Justiça
PRFs torturaram Genivaldo e mandaram multa à família depois da morte, diz sentença
‘A tortura foi praticada à luz do dia, na presença de várias pessoas que se acumularam ao redor da ocorrência’, ressaltou magistrado


Os três ex-policiais rodoviários federais responsáveis pela morte de Genivaldo Jesus Santos, asfixiado no porta-malas de uma viatura da PRF no interior de Sergipe, enviaram uma multa de trânsito à família dele mesmo após o crime. A informação consta da sentença assinada pelo juiz federal Rafael Soares Souza.
A íntegra do documento foi divulgado nesta segunda-feira 9. Após doze dias de julgamento, os agentes Paulo Rodolpho Lima Nascimento, Kléber Nascimento Freitas e William Barros Noia foram condenados por homicídio qualificado e tortura seguida de morte no último sábado 7. O crime aconteceu em maio de 2022.
Na sentença, o magistrado destacou que a forma como Genivaldo foi torturado mostra que o crime extrapolou a normalidade. Também disse que o uso de gás lacrimogêneo no porta-malas da viatura é uma prática completamente fora do padrão.
“A tortura foi praticada à luz do dia, na presença de várias pessoas que se acumularam ao redor da ocorrência, verbalizando alertas de cuidado aos agentes, sendo seguida de um conjunto de atos fortes, culminando com o uso da granada e o resultado morte. E mesmo com tudo o que aconteceu, a multa de trânsito foi lavrada e enviada aos familiares de Genivaldo“, escreveu.
Souza também criticou o fato de a defesa dos ex-PRFs ter apresentado uma “encenação” aos jurados, na qual um dos advogados aparece no porta-malas de um carro enquanto uma aparente granada lacrimogênea é acionada.
“O uso do gás para fazer alguém ‘se acalmar’ ou para proceder a uma prisão é algo completamente inédito, off label, tão fora de parâmetro que sequer possui testagem para aferir suas consequências”, acrescentou. “É perceptível no vídeo que o causídico ‘toma fôlego’ antes do acionamento do dispositivo.”
Kléber Nascimento e William de Barros foram condenados a 23 anos, um mês e nove dias de prisão por tortura seguida de morte. Já Paulo Rodolpho foi condenado por homicídio triplamente qualificado a 28 anos de prisão.

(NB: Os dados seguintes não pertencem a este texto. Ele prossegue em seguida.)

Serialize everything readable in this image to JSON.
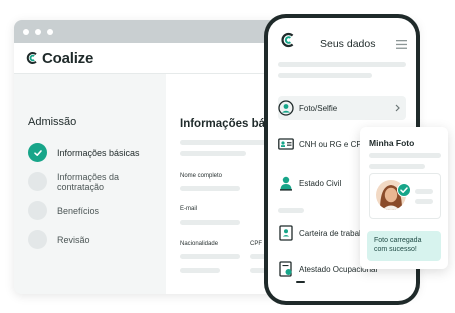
{
  "app": {
    "name": "Coalize"
  },
  "sidebar": {
    "title": "Admissão",
    "steps": [
      {
        "label": "Informações básicas",
        "status": "done"
      },
      {
        "label": "Informações da contratação",
        "status": "pending"
      },
      {
        "label": "Benefícios",
        "status": "pending"
      },
      {
        "label": "Revisão",
        "status": "pending"
      }
    ]
  },
  "main": {
    "title": "Informações básicas",
    "fields": {
      "full_name": "Nome completo",
      "email": "E-mail",
      "nationality": "Nacionalidade",
      "cpf": "CPF"
    }
  },
  "phone": {
    "title": "Seus dados",
    "items": [
      {
        "label": "Foto/Selfie",
        "icon": "user-circle-icon"
      },
      {
        "label": "CNH ou RG e CPF",
        "icon": "id-card-icon"
      },
      {
        "label": "Estado Civil",
        "icon": "person-icon"
      },
      {
        "label": "Carteira de trabalho",
        "icon": "work-card-icon"
      },
      {
        "label": "Atestado Ocupacional",
        "icon": "document-icon"
      }
    ]
  },
  "card": {
    "title": "Minha Foto",
    "toast": "Foto carregada com sucesso!"
  },
  "colors": {
    "accent": "#17a589",
    "text": "#1f2a2a",
    "toast_bg": "#d7f3ee"
  }
}
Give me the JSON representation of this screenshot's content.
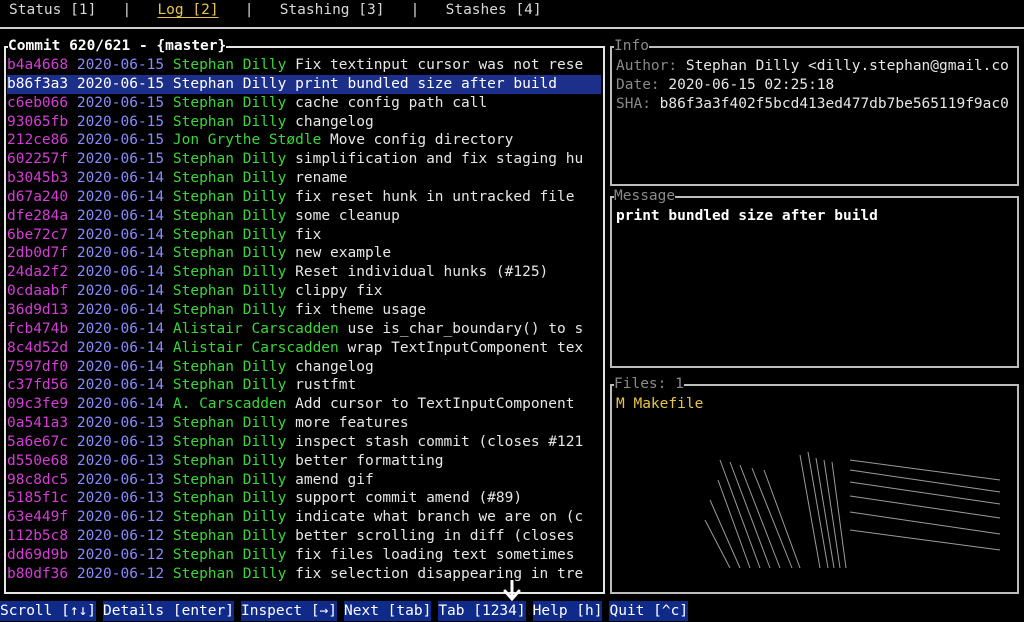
{
  "tabs": [
    {
      "label": "Status [1]",
      "active": false
    },
    {
      "label": "Log [2]",
      "active": true
    },
    {
      "label": "Stashing [3]",
      "active": false
    },
    {
      "label": "Stashes [4]",
      "active": false
    }
  ],
  "tab_separator": "|",
  "log_panel": {
    "title": "Commit 620/621 - {master}",
    "selected_index": 1,
    "commits": [
      {
        "hash": "b4a4668",
        "date": "2020-06-15",
        "author": "Stephan Dilly",
        "msg": "Fix textinput cursor was not rese"
      },
      {
        "hash": "b86f3a3",
        "date": "2020-06-15",
        "author": "Stephan Dilly",
        "msg": "print bundled size after build"
      },
      {
        "hash": "c6eb066",
        "date": "2020-06-15",
        "author": "Stephan Dilly",
        "msg": "cache config path call"
      },
      {
        "hash": "93065fb",
        "date": "2020-06-15",
        "author": "Stephan Dilly",
        "msg": "changelog"
      },
      {
        "hash": "212ce86",
        "date": "2020-06-15",
        "author": "Jon Grythe Stødle",
        "msg": "Move config directory"
      },
      {
        "hash": "602257f",
        "date": "2020-06-15",
        "author": "Stephan Dilly",
        "msg": "simplification and fix staging hu"
      },
      {
        "hash": "b3045b3",
        "date": "2020-06-14",
        "author": "Stephan Dilly",
        "msg": "rename"
      },
      {
        "hash": "d67a240",
        "date": "2020-06-14",
        "author": "Stephan Dilly",
        "msg": "fix reset hunk in untracked file"
      },
      {
        "hash": "dfe284a",
        "date": "2020-06-14",
        "author": "Stephan Dilly",
        "msg": "some cleanup"
      },
      {
        "hash": "6be72c7",
        "date": "2020-06-14",
        "author": "Stephan Dilly",
        "msg": "fix"
      },
      {
        "hash": "2db0d7f",
        "date": "2020-06-14",
        "author": "Stephan Dilly",
        "msg": "new example"
      },
      {
        "hash": "24da2f2",
        "date": "2020-06-14",
        "author": "Stephan Dilly",
        "msg": "Reset individual hunks (#125)"
      },
      {
        "hash": "0cdaabf",
        "date": "2020-06-14",
        "author": "Stephan Dilly",
        "msg": "clippy fix"
      },
      {
        "hash": "36d9d13",
        "date": "2020-06-14",
        "author": "Stephan Dilly",
        "msg": "fix theme usage"
      },
      {
        "hash": "fcb474b",
        "date": "2020-06-14",
        "author": "Alistair Carscadden",
        "msg": "use is_char_boundary() to s"
      },
      {
        "hash": "8c4d52d",
        "date": "2020-06-14",
        "author": "Alistair Carscadden",
        "msg": "wrap TextInputComponent tex"
      },
      {
        "hash": "7597df0",
        "date": "2020-06-14",
        "author": "Stephan Dilly",
        "msg": "changelog"
      },
      {
        "hash": "c37fd56",
        "date": "2020-06-14",
        "author": "Stephan Dilly",
        "msg": "rustfmt"
      },
      {
        "hash": "09c3fe9",
        "date": "2020-06-14",
        "author": "A. Carscadden",
        "msg": "Add cursor to TextInputComponent"
      },
      {
        "hash": "0a541a3",
        "date": "2020-06-13",
        "author": "Stephan Dilly",
        "msg": "more features"
      },
      {
        "hash": "5a6e67c",
        "date": "2020-06-13",
        "author": "Stephan Dilly",
        "msg": "inspect stash commit (closes #121"
      },
      {
        "hash": "d550e68",
        "date": "2020-06-13",
        "author": "Stephan Dilly",
        "msg": "better formatting"
      },
      {
        "hash": "98c8dc5",
        "date": "2020-06-13",
        "author": "Stephan Dilly",
        "msg": "amend gif"
      },
      {
        "hash": "5185f1c",
        "date": "2020-06-13",
        "author": "Stephan Dilly",
        "msg": "support commit amend (#89)"
      },
      {
        "hash": "63e449f",
        "date": "2020-06-12",
        "author": "Stephan Dilly",
        "msg": "indicate what branch we are on (c"
      },
      {
        "hash": "112b5c8",
        "date": "2020-06-12",
        "author": "Stephan Dilly",
        "msg": "better scrolling in diff (closes"
      },
      {
        "hash": "dd69d9b",
        "date": "2020-06-12",
        "author": "Stephan Dilly",
        "msg": "fix files loading text sometimes"
      },
      {
        "hash": "b80df36",
        "date": "2020-06-12",
        "author": "Stephan Dilly",
        "msg": "fix selection disappearing in tre"
      }
    ]
  },
  "info_panel": {
    "title": "Info",
    "author_label": "Author:",
    "author_value": "Stephan Dilly <dilly.stephan@gmail.co",
    "date_label": "Date:",
    "date_value": "2020-06-15 02:25:18",
    "sha_label": "SHA:",
    "sha_value": "b86f3a3f402f5bcd413ed477db7be565119f9ac0"
  },
  "message_panel": {
    "title": "Message",
    "text": "print bundled size after build"
  },
  "files_panel": {
    "title": "Files: 1",
    "files": [
      {
        "status": "M",
        "name": "Makefile"
      }
    ]
  },
  "command_bar": [
    {
      "label": "Scroll [↑↓]",
      "enabled": true
    },
    {
      "label": "Details [enter]",
      "enabled": true
    },
    {
      "label": "Inspect [→]",
      "enabled": true
    },
    {
      "label": "Next [tab]",
      "enabled": true
    },
    {
      "label": "Tab [1234]",
      "enabled": true
    },
    {
      "label": "Help [h]",
      "enabled": true
    },
    {
      "label": "Quit [^c]",
      "enabled": true
    }
  ],
  "colors": {
    "hash": "#d63cd6",
    "date": "#8a8aff",
    "author": "#3ad63a",
    "selection": "#1c2f8a",
    "active_tab": "#e8c547",
    "command_bg": "#102a8a"
  }
}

As penas de William e Kleber foram agravadas pelo motivo fútil, pela asfixia e pelas circunstâncias que impossibilitaram a defesa da vítima. Além disso, foram considerados os fatos de o crime ter sido cometido por agentes públicos e contra pessoa com deficiência, conforme o Código de Processo Penal e a Lei n° 9455/1997.
Os três estão presos desde outubro de 2022 no Presídio Militar de Sergipe. Eles foram denunciados pelo Ministério Público Federal por homicídio triplamente qualificado e tortura-castigo, cujas penas poderiam chegar a 40 anos de prisão. Também foram alvos de processo administrativo que resultou na demissão do grupo da PRF, em agosto do ano passado.
Sob forte esquema de segurança, o júri popular começou em 26 de novembro no Fórum da Justiça Federal em Estância (a quase 70 quilômetros de Aracaju). Foram convocadas 30 testemunhas e seis peritos – do total, oito foram dispensadas.
Genivaldo morreu em decorrência de asfixia e insuficiência respiratória após ser trancado no porta-malas de uma viatura da PRF e submetido à exposição de gás lacrimogêneo. O caso aconteceu em 25 de maio de 2022.
A vítima foi abordada pelos policiais quando pilotava a motocicleta da irmã sem capacete. Levado ao chão, teve as mãos algemadas e os pés amarrados com fitas. Também foi alvo de rasteira e chutes, em meio a xingamentos. Depois, Genivaldo foi imobilizado por dois agentes que colocaram os joelhos sobre seu tórax.
Já no porta-malas da viatura, ele foi obrigado a inalar gás lacrimogêneo. Nas gravações da cena, é possível ver fumaça escapando do veículo enquanto a vítima tentava deixar o compartimento. Em outubro, a Justiça Federal condenou a União ao pagamento de 1 milhão de reais em indenização à família de Genivaldo.